Obama ended the address with a call to end partisan and other identity-based divisions within the country in order to uphold the American brand of democracy, but said he was hopeful about the future.
“That’s the country we love,” he said. “Clear-eyed. Big-hearted. Optimistic that unarmed truth and unconditional love will have the final word. That’s what makes me so hopeful about our future. Because of you. I believe in you. That’s why I stand here confident that the State of our Union is strong.”
Looking at the upcoming legislative year, Pasek said he doesn’t think there is much Obama can do until after the election in November.
“He’s already doing a lot via executive orders and things of that sort,” he said. “But I don’t see much movement in Congress to pass things that are Obama-like, at least before the election. After the election it’s possible that outgoing members of Congress and Obama will be able to get some stuff done during the lame duck session.”
In reaction to the address, School of Information senior Madeline Jursek, chair of the University’s chapter of College Republicans, said while she disagreed with the president’s foreign policy stances, there were several domestic policies that resonated with her.
“While I don't agree with everything that Obama said tonight, as a millennial Republican, there were some policies that I agreed with, “ she said. “The idea of dedicating more resources to cancer research definitely resonated with me. One of the major policies that I did not agree with the president on is foreign policy and national security.
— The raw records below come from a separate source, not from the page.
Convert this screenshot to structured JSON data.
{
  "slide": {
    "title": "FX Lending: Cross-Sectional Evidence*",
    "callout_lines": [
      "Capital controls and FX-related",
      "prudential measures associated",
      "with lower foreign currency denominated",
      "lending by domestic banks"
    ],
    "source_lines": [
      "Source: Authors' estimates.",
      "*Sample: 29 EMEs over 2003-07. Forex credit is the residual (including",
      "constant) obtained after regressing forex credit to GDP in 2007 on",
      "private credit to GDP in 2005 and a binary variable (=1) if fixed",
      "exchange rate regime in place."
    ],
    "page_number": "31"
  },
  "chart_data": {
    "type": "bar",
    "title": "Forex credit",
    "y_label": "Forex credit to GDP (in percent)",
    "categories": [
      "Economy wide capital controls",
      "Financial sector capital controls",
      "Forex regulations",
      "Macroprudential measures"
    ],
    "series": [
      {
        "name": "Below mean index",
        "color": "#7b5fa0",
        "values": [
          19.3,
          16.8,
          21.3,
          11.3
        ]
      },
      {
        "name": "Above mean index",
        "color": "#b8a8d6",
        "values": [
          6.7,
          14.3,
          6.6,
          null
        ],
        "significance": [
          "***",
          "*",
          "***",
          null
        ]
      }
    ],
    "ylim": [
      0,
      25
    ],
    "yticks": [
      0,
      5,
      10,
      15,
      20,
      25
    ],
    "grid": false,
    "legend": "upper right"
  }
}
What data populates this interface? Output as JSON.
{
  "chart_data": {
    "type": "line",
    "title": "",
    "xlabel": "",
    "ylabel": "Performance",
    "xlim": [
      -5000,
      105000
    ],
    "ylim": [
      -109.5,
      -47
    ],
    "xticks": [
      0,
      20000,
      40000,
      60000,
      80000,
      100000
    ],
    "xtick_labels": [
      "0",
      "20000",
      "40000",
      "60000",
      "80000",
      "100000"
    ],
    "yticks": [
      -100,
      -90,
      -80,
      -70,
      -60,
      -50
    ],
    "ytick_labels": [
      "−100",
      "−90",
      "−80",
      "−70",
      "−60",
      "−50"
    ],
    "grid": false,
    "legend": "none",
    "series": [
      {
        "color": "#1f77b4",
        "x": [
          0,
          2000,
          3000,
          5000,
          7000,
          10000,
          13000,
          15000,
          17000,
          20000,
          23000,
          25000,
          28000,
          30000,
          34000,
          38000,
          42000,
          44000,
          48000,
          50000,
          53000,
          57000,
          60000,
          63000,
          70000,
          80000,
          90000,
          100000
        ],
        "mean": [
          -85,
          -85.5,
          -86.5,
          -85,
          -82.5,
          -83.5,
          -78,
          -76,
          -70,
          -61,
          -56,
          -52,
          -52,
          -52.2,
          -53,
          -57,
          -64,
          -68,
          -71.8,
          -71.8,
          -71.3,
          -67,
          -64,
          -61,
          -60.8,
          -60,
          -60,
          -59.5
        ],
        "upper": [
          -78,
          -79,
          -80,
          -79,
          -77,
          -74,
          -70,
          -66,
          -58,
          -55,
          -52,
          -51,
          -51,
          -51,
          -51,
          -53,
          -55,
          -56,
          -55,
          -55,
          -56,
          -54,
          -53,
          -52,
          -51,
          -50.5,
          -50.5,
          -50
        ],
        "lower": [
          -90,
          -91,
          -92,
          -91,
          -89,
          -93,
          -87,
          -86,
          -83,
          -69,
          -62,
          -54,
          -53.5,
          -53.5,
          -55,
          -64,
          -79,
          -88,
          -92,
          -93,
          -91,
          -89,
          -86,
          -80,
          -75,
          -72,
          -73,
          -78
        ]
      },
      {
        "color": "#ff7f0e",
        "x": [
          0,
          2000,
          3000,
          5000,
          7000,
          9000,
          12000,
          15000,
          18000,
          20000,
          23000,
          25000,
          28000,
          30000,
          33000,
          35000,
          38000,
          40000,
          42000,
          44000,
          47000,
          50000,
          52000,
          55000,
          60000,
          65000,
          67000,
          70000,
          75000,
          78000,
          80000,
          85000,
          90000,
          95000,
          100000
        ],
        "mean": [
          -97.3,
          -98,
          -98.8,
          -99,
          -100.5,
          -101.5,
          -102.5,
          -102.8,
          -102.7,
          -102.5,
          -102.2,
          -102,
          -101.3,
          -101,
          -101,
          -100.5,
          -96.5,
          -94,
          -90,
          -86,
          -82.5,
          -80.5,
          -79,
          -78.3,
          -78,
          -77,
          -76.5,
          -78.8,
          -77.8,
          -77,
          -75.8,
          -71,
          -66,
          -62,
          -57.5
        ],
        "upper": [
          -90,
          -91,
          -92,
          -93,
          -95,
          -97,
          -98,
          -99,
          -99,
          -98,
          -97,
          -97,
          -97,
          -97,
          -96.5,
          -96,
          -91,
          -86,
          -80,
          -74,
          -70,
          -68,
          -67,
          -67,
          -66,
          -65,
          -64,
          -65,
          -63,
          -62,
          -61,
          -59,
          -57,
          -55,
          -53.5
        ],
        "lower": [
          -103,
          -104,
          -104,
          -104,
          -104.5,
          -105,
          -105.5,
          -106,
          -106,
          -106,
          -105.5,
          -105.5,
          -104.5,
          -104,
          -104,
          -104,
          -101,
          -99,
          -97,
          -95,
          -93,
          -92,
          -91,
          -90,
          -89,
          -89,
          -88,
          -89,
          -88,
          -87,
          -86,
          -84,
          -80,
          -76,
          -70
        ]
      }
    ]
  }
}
I personally feel that we need to take a stronger stance against ISIS in order to protect our nation from future terrorist attacks.”
Public Policy senior Max Lerner, chair of the University’s chapter of College Democrats, said he appreciated the president’s emphasis on civic engagement.
“As young people, when we see legislators or governors or presidents doing things that we disagree with, a lot of it is because we don’t civically engage the way we should, we don’t vote at high enough rates, we don’t make our voices heard loud enough, and I think that’s part of what the president was calling for tonight,” Lerner said. “And what’s going to be so important heading into the 2016 presidential election.”